As the new acting President Goodluck Jonathan seeks to quell tensions before more violence breaks out, the Christians continued to bury their loved ones. "Jesus said I am the way," many of them sang at a mass funeral. "Jesus, show me the way."

Pakistani attack

As many as 15 armed militants stormed a World Vision office in northwest Pakistan on March 10, killing at least six staffers and wounding several others. The gunmen opened fire and lobbed grenades, seriously damaging the World Vision office in the district of Manshera. The Christian aid organization indefinitely suspended all operations in the country.

World Vision had been operating in Manshera since an October 2005 earthquake killed some 73,000 people in the region. The organization says it distributed food to more than 95,000 quake victims and worked in 87 Pakistani villages around the country to provide access to healthcare, education, and agricultural programs.

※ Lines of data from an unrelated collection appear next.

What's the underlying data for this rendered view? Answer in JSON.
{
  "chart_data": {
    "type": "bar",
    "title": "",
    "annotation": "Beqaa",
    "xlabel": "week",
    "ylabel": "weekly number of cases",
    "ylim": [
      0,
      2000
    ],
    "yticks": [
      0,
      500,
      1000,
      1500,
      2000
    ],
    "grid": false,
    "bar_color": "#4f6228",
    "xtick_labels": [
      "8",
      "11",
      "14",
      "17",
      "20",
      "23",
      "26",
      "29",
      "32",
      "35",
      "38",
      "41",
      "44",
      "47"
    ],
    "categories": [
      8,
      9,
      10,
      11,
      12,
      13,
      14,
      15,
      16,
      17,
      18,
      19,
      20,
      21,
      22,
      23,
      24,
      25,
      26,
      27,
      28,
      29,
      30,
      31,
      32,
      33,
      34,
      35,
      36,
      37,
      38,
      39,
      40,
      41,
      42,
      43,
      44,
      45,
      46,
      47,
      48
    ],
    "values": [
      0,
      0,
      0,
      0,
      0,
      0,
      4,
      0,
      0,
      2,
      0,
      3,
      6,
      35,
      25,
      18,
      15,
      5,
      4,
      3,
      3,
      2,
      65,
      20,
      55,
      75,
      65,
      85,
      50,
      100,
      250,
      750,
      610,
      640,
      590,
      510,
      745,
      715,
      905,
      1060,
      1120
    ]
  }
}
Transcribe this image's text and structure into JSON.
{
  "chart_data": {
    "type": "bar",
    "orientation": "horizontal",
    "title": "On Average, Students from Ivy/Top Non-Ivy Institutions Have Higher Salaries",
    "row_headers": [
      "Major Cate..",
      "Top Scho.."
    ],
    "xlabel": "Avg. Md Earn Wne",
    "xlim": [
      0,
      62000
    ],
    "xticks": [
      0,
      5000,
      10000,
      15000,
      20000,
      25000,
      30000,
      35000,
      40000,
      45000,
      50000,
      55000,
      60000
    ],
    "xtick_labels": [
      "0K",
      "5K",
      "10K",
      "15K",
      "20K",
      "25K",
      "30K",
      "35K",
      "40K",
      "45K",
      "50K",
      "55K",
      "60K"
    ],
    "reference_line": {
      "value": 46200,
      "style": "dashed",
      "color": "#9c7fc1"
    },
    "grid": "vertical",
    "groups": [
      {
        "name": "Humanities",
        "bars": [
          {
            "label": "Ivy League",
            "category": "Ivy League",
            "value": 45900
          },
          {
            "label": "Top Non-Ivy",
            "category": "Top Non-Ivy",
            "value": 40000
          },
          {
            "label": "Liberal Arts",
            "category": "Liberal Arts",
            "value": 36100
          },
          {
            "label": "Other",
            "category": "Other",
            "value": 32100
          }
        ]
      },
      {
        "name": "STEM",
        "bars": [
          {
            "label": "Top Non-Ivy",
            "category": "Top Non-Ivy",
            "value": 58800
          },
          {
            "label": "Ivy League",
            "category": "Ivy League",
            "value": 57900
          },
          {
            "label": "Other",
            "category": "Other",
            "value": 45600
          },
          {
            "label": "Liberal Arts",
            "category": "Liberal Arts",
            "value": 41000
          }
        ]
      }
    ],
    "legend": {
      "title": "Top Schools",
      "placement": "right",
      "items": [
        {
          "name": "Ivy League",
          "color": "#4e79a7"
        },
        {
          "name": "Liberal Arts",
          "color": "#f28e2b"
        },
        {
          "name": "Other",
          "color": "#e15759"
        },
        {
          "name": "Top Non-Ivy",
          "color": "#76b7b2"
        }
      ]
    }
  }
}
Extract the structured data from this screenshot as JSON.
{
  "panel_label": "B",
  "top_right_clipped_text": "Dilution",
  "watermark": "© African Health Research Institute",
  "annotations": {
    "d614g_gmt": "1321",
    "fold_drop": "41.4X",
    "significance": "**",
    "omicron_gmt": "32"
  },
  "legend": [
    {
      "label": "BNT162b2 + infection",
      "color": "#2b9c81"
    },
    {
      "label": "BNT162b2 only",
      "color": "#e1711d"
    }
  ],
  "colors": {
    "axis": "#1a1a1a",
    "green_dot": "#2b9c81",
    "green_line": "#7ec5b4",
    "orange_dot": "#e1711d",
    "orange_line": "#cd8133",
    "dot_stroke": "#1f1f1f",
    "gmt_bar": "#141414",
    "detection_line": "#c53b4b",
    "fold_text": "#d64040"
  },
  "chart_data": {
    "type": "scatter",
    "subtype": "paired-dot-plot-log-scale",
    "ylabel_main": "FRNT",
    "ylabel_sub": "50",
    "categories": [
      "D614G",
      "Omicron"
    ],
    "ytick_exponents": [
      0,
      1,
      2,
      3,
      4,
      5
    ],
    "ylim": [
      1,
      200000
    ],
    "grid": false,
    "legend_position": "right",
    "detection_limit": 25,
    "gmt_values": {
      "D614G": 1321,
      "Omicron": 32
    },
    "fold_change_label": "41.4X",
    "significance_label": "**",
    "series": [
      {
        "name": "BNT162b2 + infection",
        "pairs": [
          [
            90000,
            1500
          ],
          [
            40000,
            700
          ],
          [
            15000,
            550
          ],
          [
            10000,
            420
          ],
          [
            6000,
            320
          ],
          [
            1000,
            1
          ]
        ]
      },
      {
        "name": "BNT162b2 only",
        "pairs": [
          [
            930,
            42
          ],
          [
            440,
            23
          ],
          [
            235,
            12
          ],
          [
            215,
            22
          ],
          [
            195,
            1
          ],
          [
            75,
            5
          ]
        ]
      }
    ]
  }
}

Extremists have targeted other aid organizations in the region. Dean Owen of World Vision told The Christian Science Monitor that the four men and two women killed in the March attack were all Pakistani Muslims.

'Political pep rally'

Chief Justice of the Supreme Court John Roberts doesn't seem too keen on attending another State of the Union address after President Obama upbraided the court in his speech this year, condemning its ruling in the Citizens United case concerning campaign finance. Roberts spoke publicly about that speech for the first time recently when he took questions from law students at the University of Alabama. "To the extent the State of the Union has degenerated into a political pep rally, I'm not sure why we're there," he said. Roberts added that he welcomes criticisms of the court and its decisions. "On the other hand," he said, "there is the issue of the setting, the circumstances, and the decorum. The image of having the members of one branch of government standing up, literally surrounding the Supreme Court, cheering and hollering while the court-according to the requirements of protocol-has to sit there expressionless, I think is very troubling." In response, the White House's Robert Gibbs reiterated the president's criticisms of the court's decision.

Hiring spree

While the economy overall is still losing jobs-36,000 last month-one government project is on a hiring spree. The U.S. Census Bureau plans to hire about 1 million temporary workers this year to help with its once-a-decade population count. In February, the bureau hired 15,000 and will expand those ranks more aggressively this month, paying employees anywhere from $10 to $25 an hour. The Commerce Department estimated that the census hires could cut the unemployment rate by several tenths of a percent. Right now the unemployment rate is holding steady at 9.7 percent. When the last census was taken in 2000, the unemployment rate was at a record low of 4 percent.

Limited focus?

Vice President Joe Biden made a high-level visit to Israel just 48 hours after Palestinian leader Mahmoud Abbas agreed to resume indirect talks with Israel-the first formal negotiations in over a year. During meetings in Jerusalem, Biden declared there is "no space between the U.S. and Israel." But few Israelis are holding their breath for a U.S.-brokered breakthrough in their long battle with Palestinian extremists. Israeli officials leaked a classified report from the Foreign Ministry last week, warning that the Obama administration's focus on peace in the Middle East will be "limited" due to what it called Obama's "focus in the coming year on domestic issues that are expected to determine the results of the congressional elections." In the latest round of peacemaking, "proximity talks" will be headed up by U.S. special envoy George Mitchell, who plans to spend the next four months carrying out separate talks with each side in hopes of bringing both together over a formal agreement surrounding border and security issues.